The threshold crossings that matter
Three scenarios for combined Anthropic + OpenAI ARR growth from $69B in May 2026 through end of 2028, with default conversion assumptions. When does each scenario cross specific job-displacement thresholds?
Even under the slowest-growth scenario, 10 million job-equivalents are crossed by early 2027 under default assumptions. That is roughly 6% of the US labor force. Push every parameter to its conservative end (20% substitution, 3x multiplier, $60K wage) and the timing pushes out by a year or two, but the crossings still happen inside the five-year window.
The point is not the specific date. It is that the displacement is already large under any plausible assumption, already showing up in the data for anyone looking at the right metrics, and growing fast enough that the absorption mechanisms will not hold indefinitely.
Where this leaves us
This post started from one number: $44B in annualised revenue, grown from $87M in fifteen months.

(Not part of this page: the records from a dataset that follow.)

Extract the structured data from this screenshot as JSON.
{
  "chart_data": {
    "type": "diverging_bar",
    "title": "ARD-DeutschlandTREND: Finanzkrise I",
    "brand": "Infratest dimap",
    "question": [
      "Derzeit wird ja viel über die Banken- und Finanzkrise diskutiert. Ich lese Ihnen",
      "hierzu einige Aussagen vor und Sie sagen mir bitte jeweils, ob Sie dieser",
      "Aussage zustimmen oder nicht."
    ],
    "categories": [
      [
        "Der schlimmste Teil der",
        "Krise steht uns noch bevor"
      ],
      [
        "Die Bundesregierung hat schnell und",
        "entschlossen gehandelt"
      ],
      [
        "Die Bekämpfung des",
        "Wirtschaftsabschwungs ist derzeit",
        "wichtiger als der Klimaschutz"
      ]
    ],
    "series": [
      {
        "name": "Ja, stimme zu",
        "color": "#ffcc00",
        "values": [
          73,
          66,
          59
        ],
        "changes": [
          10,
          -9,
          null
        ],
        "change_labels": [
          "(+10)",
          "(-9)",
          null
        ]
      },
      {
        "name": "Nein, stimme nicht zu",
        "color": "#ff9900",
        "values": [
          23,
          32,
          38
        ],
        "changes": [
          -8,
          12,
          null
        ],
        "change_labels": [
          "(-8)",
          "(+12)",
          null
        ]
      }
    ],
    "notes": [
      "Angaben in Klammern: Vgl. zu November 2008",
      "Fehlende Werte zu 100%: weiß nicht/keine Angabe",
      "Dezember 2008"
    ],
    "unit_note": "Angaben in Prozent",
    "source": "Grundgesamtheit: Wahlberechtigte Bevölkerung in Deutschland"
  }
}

That number is a leading indicator for something else, the displacement of labor. Every dollar of frontier AI revenue corresponds to some quantity of labor income that has been redirected from human workers to AI providers and their compute infrastructure.
The substitution model takes that revenue and a set of parameters and produces an estimate of how many job-equivalents are implicated. Under settings I think are conservative defaults, the estimate today is roughly 3.3 million job-equivalents, with the actual displacement split between the US and the countries that historically did outsourced knowledge work. The absorption buckets (missing hires, wage stagnation, smaller contributions from labor force exits and underemployment composition) sum to a number in the same neighborhood. The model and the data are pointing the same direction.
What happens next depends on whether frontier AI revenue continues to grow at anything close to its current pace. The slowest scenarios cross 10 million job-equivalents by early 2027. The fastest cross 100 million by mid-2028.
A leaving note. The right frame here is to protect people, not jobs. A job that AI does better should be done by AI. A person whose labor income disappears because of that substitution should not be left to absorb the loss alone.
The productivity gains AI unlocks are real and worth wanting. But the dollars from displacement currently flow to AI providers and their compute infrastructure rather than to the workers whose labor was substituted, and that distribution gap is what needs to be addressed by policy. Dario Amodei, Anthropic’s CEO, has proposed a token tax: a small fraction of revenue from every AI model call routed to redistribution. The specifics matter less than the principle. As the capture multiplier compounds and the displacement scales, some fraction of that captured value has to make its way back to the people whose labor it substituted.